Le hongrois est ma langue la plus récente et ma langue d’étude active . Contrairement à la majorité des autres langues, cette langue ne nécessite pas de maintenance, mais au moins 30 minutes d’étude active par jour.

Comme vous pouvez le constater, le maintien de mes treize langues nécessite une foule de stratégies, d’activités et de choix de vie différents.

Toutes les langues ne reçoivent pas la même quantité et la même qualité d’attention . Certains pratiquent tous les jours, tandis que d’autres restent dans une sorte de «dormance planifiée», ne les utilisant pas avant l’heure prévue pour les faire revivre. La plupart sont entre ces deux extrêmes.

Avec tout cet entretien, j’ai encore le temps d’apprendre plus de langues. En général, je m’en tiens à une «nouvelle» langue à la fois, puis j’organise le reste de mon temps de manière à pouvoir s’occuper des autres comme il convient.

Si vous souhaitez conserver les langues comme je le fais, la clé est de savoir quelles langues de maintenance sont une priorité pour vous et de les faire alterner de temps en temps. Je trouve que les délais de six mois à un an donnent les meilleurs résultats et empêchent la plupart des compétences linguistiques de devenir trop rouillées.

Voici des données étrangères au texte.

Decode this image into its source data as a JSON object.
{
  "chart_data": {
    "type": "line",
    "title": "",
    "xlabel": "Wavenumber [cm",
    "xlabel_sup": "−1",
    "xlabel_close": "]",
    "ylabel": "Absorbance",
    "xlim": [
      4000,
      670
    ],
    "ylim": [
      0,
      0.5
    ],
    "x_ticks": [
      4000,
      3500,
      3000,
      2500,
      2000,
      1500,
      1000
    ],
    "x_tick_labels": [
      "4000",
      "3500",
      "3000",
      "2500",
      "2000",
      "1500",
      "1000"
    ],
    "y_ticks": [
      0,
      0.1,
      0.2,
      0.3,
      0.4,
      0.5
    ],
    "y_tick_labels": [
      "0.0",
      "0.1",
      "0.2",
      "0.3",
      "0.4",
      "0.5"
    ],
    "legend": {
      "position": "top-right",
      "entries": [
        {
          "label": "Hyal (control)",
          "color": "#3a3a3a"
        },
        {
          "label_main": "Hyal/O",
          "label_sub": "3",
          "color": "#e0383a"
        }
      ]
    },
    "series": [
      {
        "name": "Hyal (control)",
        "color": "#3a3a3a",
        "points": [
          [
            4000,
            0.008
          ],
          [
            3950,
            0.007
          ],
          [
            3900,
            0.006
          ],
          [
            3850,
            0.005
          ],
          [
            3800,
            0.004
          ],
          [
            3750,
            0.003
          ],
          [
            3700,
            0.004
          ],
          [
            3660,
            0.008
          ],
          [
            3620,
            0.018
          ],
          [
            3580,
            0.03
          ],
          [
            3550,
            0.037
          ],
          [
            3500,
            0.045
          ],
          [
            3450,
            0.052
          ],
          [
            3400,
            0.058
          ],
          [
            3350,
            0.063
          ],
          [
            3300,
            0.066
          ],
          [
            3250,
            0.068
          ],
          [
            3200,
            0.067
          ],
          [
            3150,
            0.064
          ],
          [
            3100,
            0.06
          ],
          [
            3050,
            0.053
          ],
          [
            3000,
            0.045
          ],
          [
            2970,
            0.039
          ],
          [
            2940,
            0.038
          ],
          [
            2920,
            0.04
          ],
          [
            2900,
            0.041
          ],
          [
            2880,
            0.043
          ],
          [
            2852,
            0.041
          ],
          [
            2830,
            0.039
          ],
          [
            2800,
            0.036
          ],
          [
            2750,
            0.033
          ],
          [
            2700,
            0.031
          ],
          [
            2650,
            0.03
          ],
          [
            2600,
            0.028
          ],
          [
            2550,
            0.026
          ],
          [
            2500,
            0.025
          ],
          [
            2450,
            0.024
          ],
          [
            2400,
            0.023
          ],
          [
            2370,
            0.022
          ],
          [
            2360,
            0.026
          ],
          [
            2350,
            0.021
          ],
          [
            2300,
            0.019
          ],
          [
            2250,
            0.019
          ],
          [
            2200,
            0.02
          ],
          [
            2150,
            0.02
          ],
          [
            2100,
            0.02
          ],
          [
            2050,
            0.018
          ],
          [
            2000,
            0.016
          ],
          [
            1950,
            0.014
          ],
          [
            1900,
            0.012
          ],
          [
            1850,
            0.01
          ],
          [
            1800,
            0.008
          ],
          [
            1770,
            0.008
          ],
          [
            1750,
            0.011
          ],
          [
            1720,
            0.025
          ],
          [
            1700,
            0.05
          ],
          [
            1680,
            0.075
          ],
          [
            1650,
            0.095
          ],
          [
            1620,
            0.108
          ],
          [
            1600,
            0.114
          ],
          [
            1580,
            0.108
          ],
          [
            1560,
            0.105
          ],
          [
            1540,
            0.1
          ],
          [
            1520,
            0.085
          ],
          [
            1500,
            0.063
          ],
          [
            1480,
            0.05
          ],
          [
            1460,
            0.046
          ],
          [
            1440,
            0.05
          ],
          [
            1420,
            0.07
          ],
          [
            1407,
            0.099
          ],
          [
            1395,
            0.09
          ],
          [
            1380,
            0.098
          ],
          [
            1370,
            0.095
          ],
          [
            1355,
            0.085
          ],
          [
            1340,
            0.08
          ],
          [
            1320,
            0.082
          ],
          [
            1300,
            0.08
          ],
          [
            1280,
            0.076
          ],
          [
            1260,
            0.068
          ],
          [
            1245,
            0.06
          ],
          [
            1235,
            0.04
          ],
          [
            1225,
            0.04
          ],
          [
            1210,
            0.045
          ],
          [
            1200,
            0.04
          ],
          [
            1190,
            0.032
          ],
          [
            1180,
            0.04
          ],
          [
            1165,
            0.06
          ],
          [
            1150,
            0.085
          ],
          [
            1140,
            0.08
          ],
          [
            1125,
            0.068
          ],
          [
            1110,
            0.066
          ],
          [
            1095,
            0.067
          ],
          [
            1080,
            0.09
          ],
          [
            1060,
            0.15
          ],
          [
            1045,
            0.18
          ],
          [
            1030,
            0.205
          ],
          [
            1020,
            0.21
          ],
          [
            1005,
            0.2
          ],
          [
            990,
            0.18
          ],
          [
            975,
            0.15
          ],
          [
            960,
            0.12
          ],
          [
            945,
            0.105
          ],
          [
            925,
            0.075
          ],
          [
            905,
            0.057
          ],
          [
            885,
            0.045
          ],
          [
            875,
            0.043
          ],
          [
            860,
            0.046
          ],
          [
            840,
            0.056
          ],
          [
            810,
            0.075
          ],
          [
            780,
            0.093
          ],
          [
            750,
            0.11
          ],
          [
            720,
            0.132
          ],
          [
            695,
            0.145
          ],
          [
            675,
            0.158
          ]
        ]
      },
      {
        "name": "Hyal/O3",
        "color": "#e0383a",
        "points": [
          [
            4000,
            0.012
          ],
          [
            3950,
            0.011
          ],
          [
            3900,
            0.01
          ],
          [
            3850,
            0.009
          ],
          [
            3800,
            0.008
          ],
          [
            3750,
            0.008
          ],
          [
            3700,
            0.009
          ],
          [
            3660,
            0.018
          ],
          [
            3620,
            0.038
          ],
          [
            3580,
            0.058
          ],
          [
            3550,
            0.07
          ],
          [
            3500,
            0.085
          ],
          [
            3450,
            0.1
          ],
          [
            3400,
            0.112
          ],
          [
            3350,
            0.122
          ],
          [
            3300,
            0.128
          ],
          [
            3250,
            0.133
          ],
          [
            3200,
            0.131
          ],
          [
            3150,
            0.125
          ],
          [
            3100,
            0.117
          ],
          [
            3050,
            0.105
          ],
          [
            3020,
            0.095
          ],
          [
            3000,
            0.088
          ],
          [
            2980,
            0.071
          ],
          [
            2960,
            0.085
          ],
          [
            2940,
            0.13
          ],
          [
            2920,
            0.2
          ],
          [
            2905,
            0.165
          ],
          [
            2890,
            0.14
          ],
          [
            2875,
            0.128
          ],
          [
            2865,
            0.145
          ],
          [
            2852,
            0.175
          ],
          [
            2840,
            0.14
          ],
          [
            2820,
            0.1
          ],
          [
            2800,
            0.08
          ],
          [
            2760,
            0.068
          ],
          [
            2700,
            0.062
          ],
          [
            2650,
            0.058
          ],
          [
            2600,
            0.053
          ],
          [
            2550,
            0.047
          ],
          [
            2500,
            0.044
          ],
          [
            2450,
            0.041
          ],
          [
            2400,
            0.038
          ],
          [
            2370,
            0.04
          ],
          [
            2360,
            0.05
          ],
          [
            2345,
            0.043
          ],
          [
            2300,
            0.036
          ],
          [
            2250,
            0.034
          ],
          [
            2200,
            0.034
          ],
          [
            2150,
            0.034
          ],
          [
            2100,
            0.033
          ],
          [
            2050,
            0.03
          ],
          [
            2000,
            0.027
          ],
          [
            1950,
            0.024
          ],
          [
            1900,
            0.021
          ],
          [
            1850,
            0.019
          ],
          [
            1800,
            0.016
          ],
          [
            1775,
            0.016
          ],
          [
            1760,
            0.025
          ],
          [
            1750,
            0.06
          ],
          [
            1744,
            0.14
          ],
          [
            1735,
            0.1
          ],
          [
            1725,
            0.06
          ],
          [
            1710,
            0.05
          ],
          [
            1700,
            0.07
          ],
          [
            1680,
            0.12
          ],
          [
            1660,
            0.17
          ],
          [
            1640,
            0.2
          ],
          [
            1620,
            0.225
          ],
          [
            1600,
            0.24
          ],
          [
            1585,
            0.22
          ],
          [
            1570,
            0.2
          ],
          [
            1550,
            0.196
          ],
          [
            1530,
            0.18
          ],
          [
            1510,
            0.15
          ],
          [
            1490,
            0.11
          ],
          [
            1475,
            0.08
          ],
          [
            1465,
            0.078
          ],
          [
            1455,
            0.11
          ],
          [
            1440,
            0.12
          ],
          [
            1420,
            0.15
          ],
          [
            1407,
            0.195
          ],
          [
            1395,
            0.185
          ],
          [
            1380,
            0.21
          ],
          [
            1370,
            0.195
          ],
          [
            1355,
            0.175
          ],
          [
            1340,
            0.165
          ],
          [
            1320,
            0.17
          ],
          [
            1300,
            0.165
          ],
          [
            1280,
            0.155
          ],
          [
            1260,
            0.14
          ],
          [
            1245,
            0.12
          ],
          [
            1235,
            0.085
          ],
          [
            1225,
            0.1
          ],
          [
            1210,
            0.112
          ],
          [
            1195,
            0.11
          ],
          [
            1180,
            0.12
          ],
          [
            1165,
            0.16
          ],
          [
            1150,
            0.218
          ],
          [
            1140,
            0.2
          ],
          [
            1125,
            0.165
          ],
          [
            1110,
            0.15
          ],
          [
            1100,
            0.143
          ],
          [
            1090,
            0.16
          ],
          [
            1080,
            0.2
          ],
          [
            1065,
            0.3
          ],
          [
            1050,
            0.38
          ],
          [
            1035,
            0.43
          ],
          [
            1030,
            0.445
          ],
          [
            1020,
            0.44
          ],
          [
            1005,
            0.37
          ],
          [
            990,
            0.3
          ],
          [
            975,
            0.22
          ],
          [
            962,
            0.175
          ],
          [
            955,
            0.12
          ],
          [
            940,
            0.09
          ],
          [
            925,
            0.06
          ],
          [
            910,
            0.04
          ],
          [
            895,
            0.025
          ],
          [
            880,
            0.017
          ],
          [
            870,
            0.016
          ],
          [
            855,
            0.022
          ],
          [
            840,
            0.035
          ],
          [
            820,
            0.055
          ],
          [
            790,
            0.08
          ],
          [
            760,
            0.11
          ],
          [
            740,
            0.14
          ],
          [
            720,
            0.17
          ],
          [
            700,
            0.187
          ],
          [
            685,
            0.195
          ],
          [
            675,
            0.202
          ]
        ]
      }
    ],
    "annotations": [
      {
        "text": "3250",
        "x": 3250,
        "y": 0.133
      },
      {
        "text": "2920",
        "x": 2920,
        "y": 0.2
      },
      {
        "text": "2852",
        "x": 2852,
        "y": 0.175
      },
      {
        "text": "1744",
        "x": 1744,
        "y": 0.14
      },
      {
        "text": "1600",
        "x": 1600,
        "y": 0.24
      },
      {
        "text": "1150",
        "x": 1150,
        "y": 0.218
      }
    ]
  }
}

En fin de compte, le maintien de la langue repose sur de bonnes habitudes . J’ai construit la mienne au fil des ans et je n’ai donc pratiquement pas besoin de consacrer beaucoup d’énergie mentale à la maintenance de ma langue. Que ce soit dans mon appartement, en ville ou en voyage, mes langues ne font pas partie de ma vie, je vis à travers mes langues.